Fırtına Geliyor...

Uluslararası kuruluşların Türkiye ile ilgili gelecek yıl için yaptığı değerlendirmeler son zamanlarda oldukça dikkat çekiyor. Son OECD raporunda, Türkiye'nin makroekonomik parametreleriyle ilgili bazı tahminler yapılmış. Rapor, 2024 yılı için Türkiye'deki enflasyonun ortalama yüzde 58,3 olacağını öngörüyor. Ayrıca 2025'te yıllık ortalama enflasyonun yüzde 30,7, 2026'da ise bu oranın yüzde 17,2'ye düşmesi bekleniyor. Özetle, sahadan somut veriler toplayanlar tarafından yazılan OECD raporlarında bile tek haneli enflasyon beklentisi yok.

Aslında, Merkez Bankası'nın 2026 için tek haneli enflasyon beklentisinden vazgeçtiğini de görüyoruz. Hatırlatmak gerekirse 2024 yılı sonu enflasyon tahmini dördüncü kez revize edilerek yüzde 44 olarak açıklanacakken, 2025 tahmini yüzde 21'e revize edildi. Merkez Bankası 2026'da yüzde 12 enflasyon bekliyor. Elbette, 48 ay sonra ne olacağını bilmek pek mümkün değil, ancak herkes uygulanan reçete ile tek haneli enflasyon hedefine ulaşmanın neredeyse imkansız olduğunu görüyor.

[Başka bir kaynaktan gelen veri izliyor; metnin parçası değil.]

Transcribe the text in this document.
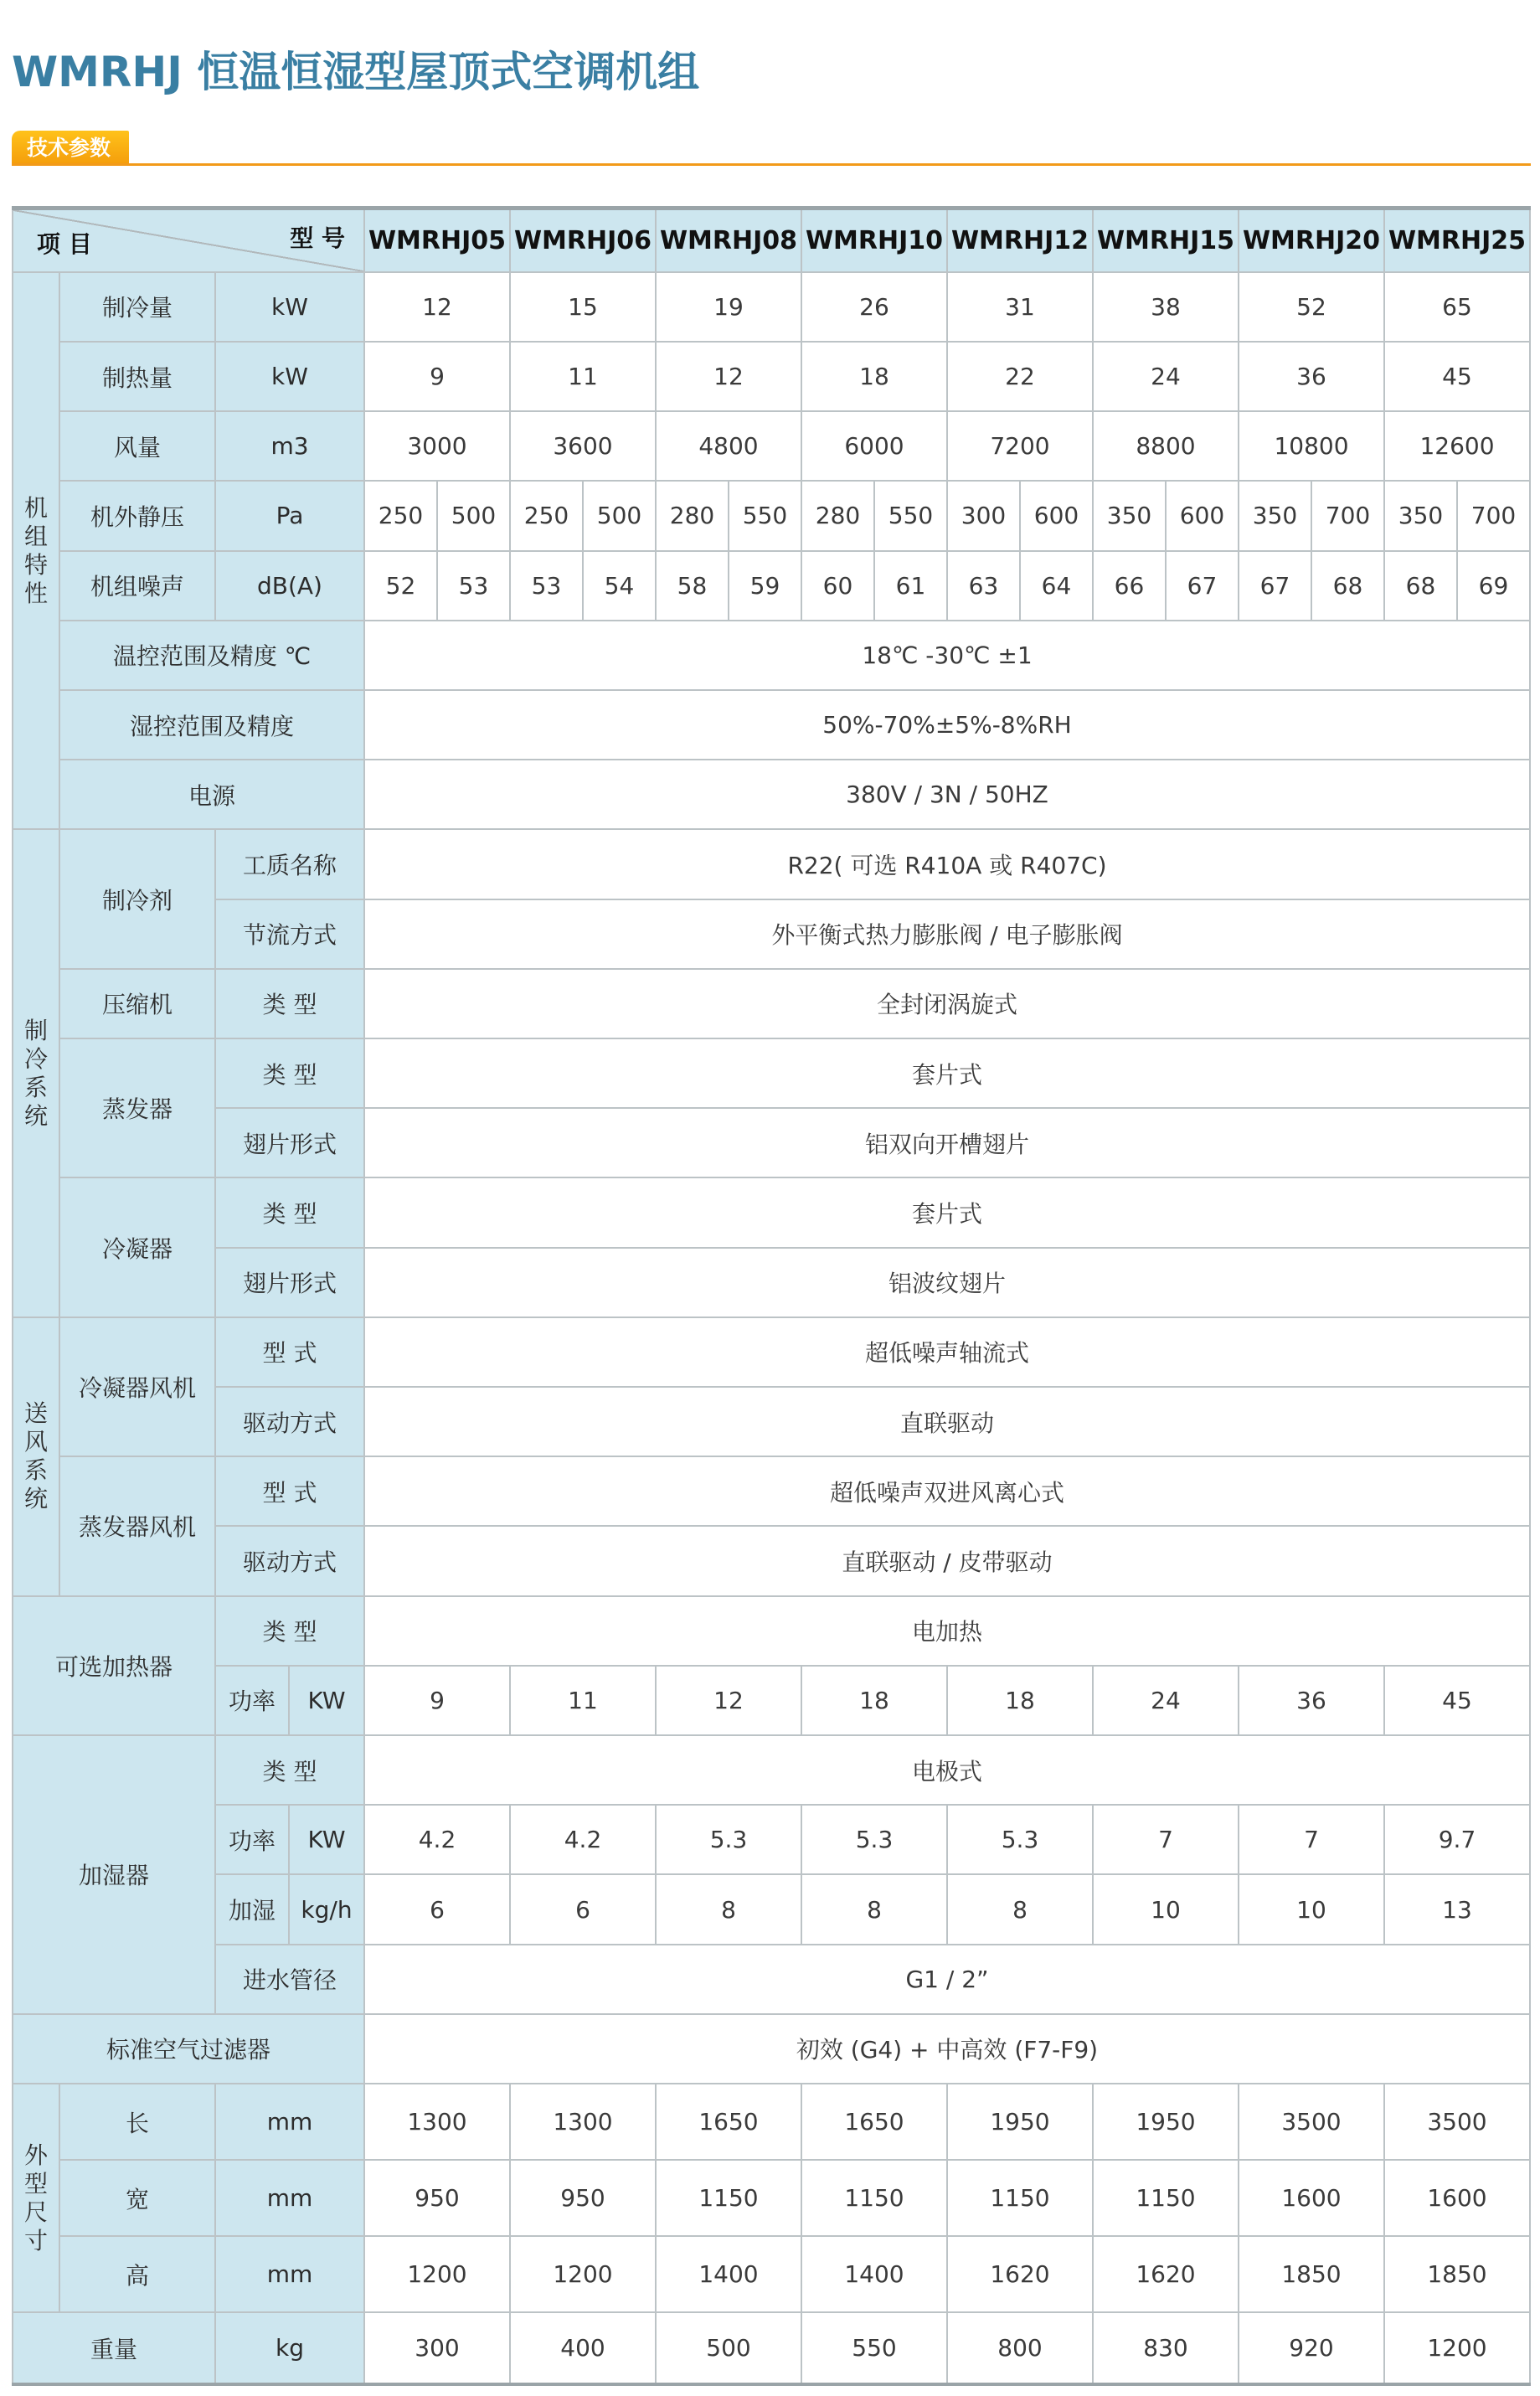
WMRHJ 恒温恒湿型屋顶式空调机组
技术参数
型 号
项 目				WMRHJ05		WMRHJ06		WMRHJ08		WMRHJ10		WMRHJ12		WMRHJ15		WMRHJ20		WMRHJ25	
机
组
特
性	制冷量	kW		12		15		19		26		31		38		52		65	
	制热量	kW		9		11		12		18		22		24		36		45	
	风量	m3		3000		3600		4800		6000		7200		8800		10800		12600	
	机外静压	Pa		250	500	250	500	280	550	280	550	300	600	350	600	350	700	350	700
	机组噪声	dB(A)		52	53	53	54	58	59	60	61	63	64	66	67	67	68	68	69
	温控范围及精度 ℃			18℃ -30℃ ±1															
	湿控范围及精度			50%-70%±5%-8%RH															
	电源			380V / 3N / 50HZ															
制
冷
系
统	制冷剂	工质名称		R22( 可选 R410A 或 R407C)															
		节流方式		外平衡式热力膨胀阀 / 电子膨胀阀															
	压缩机	类 型		全封闭涡旋式															
	蒸发器	类 型		套片式															
		翅片形式		铝双向开槽翅片															
	冷凝器	类 型		套片式															
		翅片形式		铝波纹翅片															
送
风
系
统	冷凝器风机	型 式		超低噪声轴流式															
		驱动方式		直联驱动															
	蒸发器风机	型 式		超低噪声双进风离心式															
		驱动方式		直联驱动 / 皮带驱动															
可选加热器		类 型		电加热															
		功率	KW	9		11		12		18		18		24		36		45	
加湿器		类 型		电极式															
		功率	KW	4.2		4.2		5.3		5.3		5.3		7		7		9.7	
		加湿	kg/h	6		6		8		8		8		10		10		13	
		进水管径		G1 / 2”															
标准空气过滤器				初效 (G4) + 中高效 (F7-F9)															
外
型
尺
寸	长	mm		1300		1300		1650		1650		1950		1950		3500		3500	
	宽	mm		950		950		1150		1150		1150		1150		1600		1600	
	高	mm		1200		1200		1400		1400		1620		1620		1850		1850	
重量		kg		300		400		500		550		800		830		920		1200	
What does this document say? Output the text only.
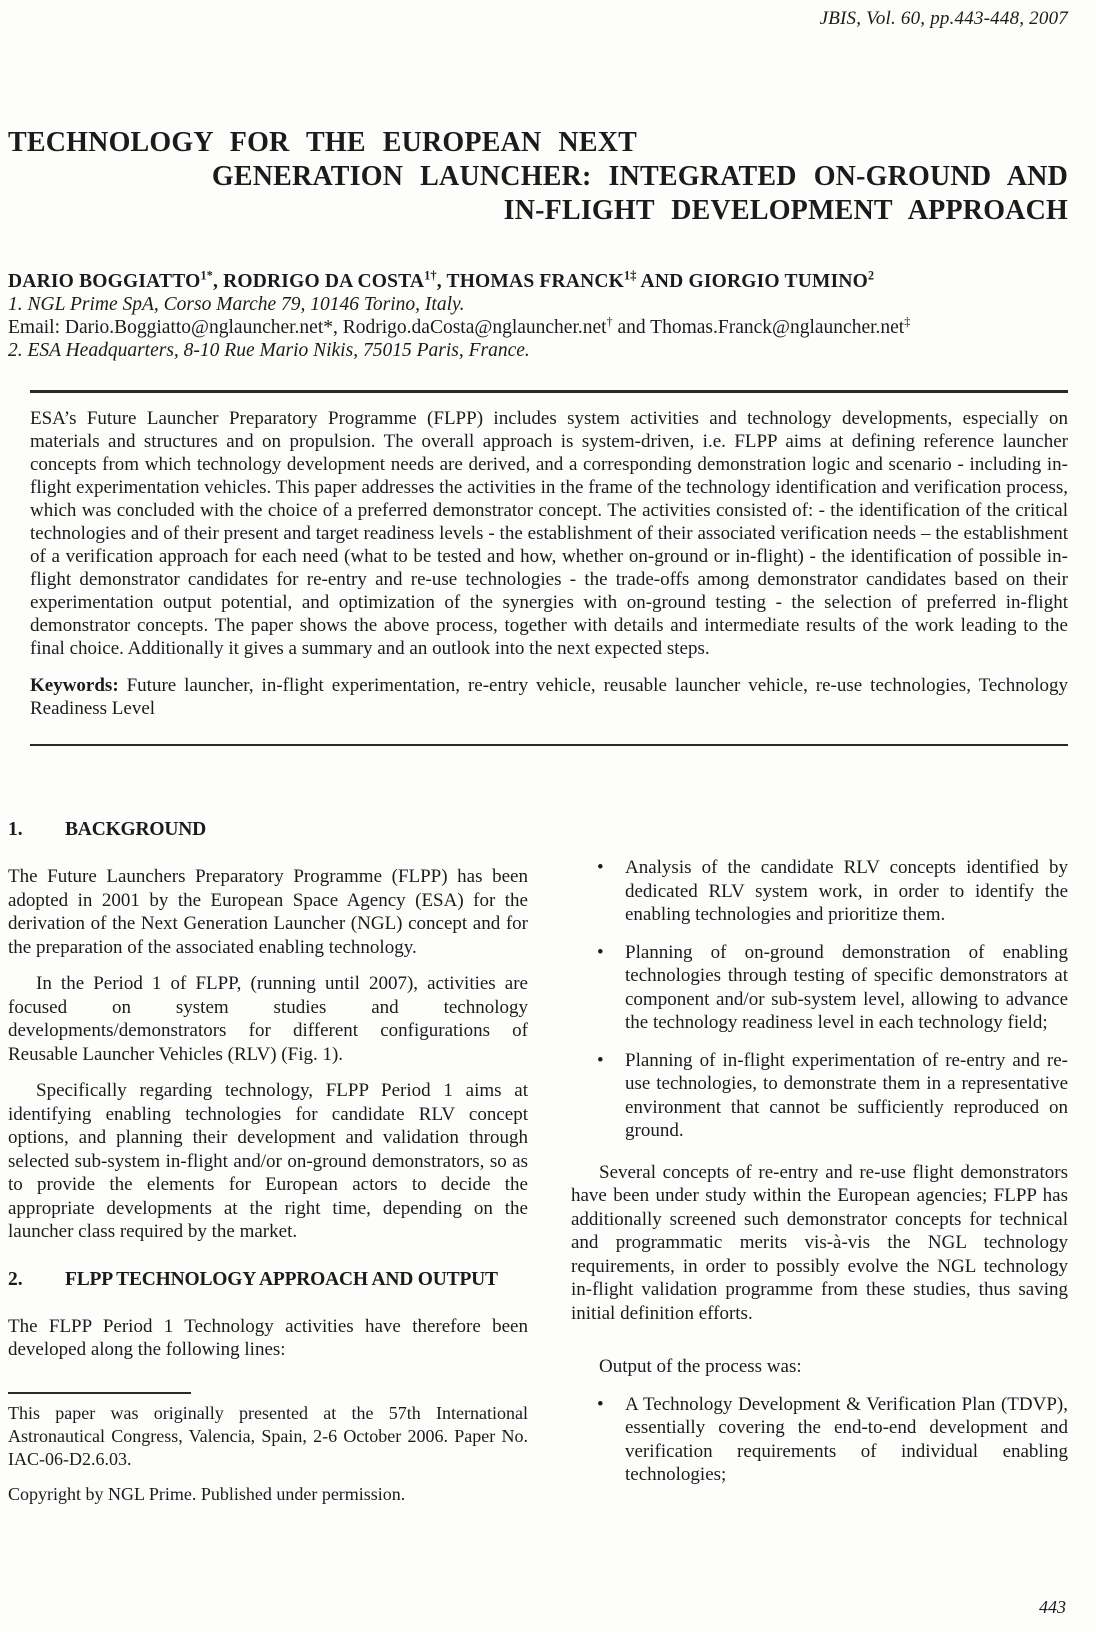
JBIS, Vol. 60, pp.443-448, 2007
TECHNOLOGY FOR THE EUROPEAN NEXT
GENERATION LAUNCHER: INTEGRATED ON-GROUND AND
IN-FLIGHT DEVELOPMENT APPROACH
DARIO $BOGGIATTO^{1*}$, RODRIGO DA $COSTA^{1\dagger}$, THOMAS $FRANCK^{1\ddagger}$ AND GIORGIO TUMINO$^2$
1. NGL Prime SpA, Corso Marche 79, 10146 Torino, Italy.
Email: Dario.Boggiatto@nglauncher.net*, Rodrigo.daCosta@nglauncher.net† and Thomas.Franck@nglauncher.net‡
2. ESA Headquarters, 8-10 Rue Mario Nikis, 75015 Paris, France.
ESA’s Future Launcher Preparatory Programme (FLPP) includes system activities and technology developments, especially on materials and structures and on propulsion. The overall approach is system-driven, i.e. FLPP aims at defining reference launcher concepts from which technology development needs are derived, and a corresponding demonstration logic and scenario - including in-flight experimentation vehicles. This paper addresses the activities in the frame of the technology identification and verification process, which was concluded with the choice of a preferred demonstrator concept. The activities consisted of: - the identification of the critical technologies and of their present and target readiness levels - the establishment of their associated verification needs – the establishment of a verification approach for each need (what to be tested and how, whether on-ground or in-flight) - the identification of possible in-flight demonstrator candidates for re-entry and re-use technologies - the trade-offs among demonstrator candidates based on their experimentation output potential, and optimization of the synergies with on-ground testing - the selection of preferred in-flight demonstrator concepts. The paper shows the above process, together with details and intermediate results of the work leading to the final choice. Additionally it gives a summary and an outlook into the next expected steps.
Keywords: Future launcher, in-flight experimentation, re-entry vehicle, reusable launcher vehicle, re-use technologies, Technology Readiness Level
1.	BACKGROUND

The Future Launchers Preparatory Programme (FLPP) has been adopted in 2001 by the European Space Agency (ESA) for the derivation of the Next Generation Launcher (NGL) concept and for the preparation of the associated enabling technology.

In the Period 1 of FLPP, (running until 2007), activities are focused on system studies and technology developments/demonstrators for different configurations of Reusable Launcher Vehicles (RLV) (Fig. 1).

Specifically regarding technology, FLPP Period 1 aims at identifying enabling technologies for candidate RLV concept options, and planning their development and validation through selected sub-system in-flight and/or on-ground demonstrators, so as to provide the elements for European actors to decide the appropriate developments at the right time, depending on the launcher class required by the market.

2.	FLPP TECHNOLOGY APPROACH AND OUTPUT

The FLPP Period 1 Technology activities have therefore been developed along the following lines:

This paper was originally presented at the 57th International Astronautical Congress, Valencia, Spain, 2-6 October 2006. Paper No. IAC-06-D2.6.03.

Copyright by NGL Prime. Published under permission.

•	Analysis of the candidate RLV concepts identified by dedicated RLV system work, in order to identify the enabling technologies and prioritize them.
•	Planning of on-ground demonstration of enabling technologies through testing of specific demonstrators at component and/or sub-system level, allowing to advance the technology readiness level in each technology field;
•	Planning of in-flight experimentation of re-entry and re-use technologies, to demonstrate them in a representative environment that cannot be sufficiently reproduced on ground.

Several concepts of re-entry and re-use flight demonstrators have been under study within the European agencies; FLPP has additionally screened such demonstrator concepts for technical and programmatic merits vis-à-vis the NGL technology requirements, in order to possibly evolve the NGL technology in-flight validation programme from these studies, thus saving initial definition efforts.

Output of the process was:

•	A Technology Development & Verification Plan (TDVP), essentially covering the end-to-end development and verification requirements of individual enabling technologies;
443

G20 ülkeleri sıralamasında Türkiye, yüzde 120 enflasyon oranına sahip Arjantin'in ardından ikinci sırada yer alırken, OECD ülkeleri sıralamasında birinci durumda. Daha önce de belirttiğim gibi birçok ülke bir yıl içinde enflasyon düşürme politikalarında başarılı gözüküyor. Ancak Türkiye'de hedefler sürekli revize ediliyor ama ulaşılamıyor.

Enflasyon, döviz ve faiz oranları hakkında konuşurken, Fransa'da hükümet güvenoyu alamayıp düştü. Almanya ise şimdiden Şubat ayında erken seçimlere doğru gidiyor. AB'nin iki büyük ekonomisi, Rusya-Ukrayna, Gazze, Lübnan ve Suriye'deki çatışmaların ortasında bir siyasi kriz yaşamaya başlamış durumda. Trump göreve geldiğinde her iki ülkedeki yeni hükümetlerin henüz görevlerine başlamamış olması muhtemel.

Dünyada sağduyunun giderek azaldığını ve aşırı sağ unsurların hakim olmaya başladığını gözlemliyoruz. Bu gelişme ya da dalga insanlığa iyilik getirmeyecek. Rousseau'nun da dediği gibi, "güçlüler her zaman haklı değildir; sağduyunun bittiği yerde, kimse haklı olamaz."

Türkiye'yi karşılaştığı sorunlardan kurtaracak acil bir çıkış yolu ya da yeni bir anlatının ortaya çıkması gerektiğine inanıyorum. Beklenen kabinenin ve önemli değişikliklerin buna katkıda bulunmasını umuyorum.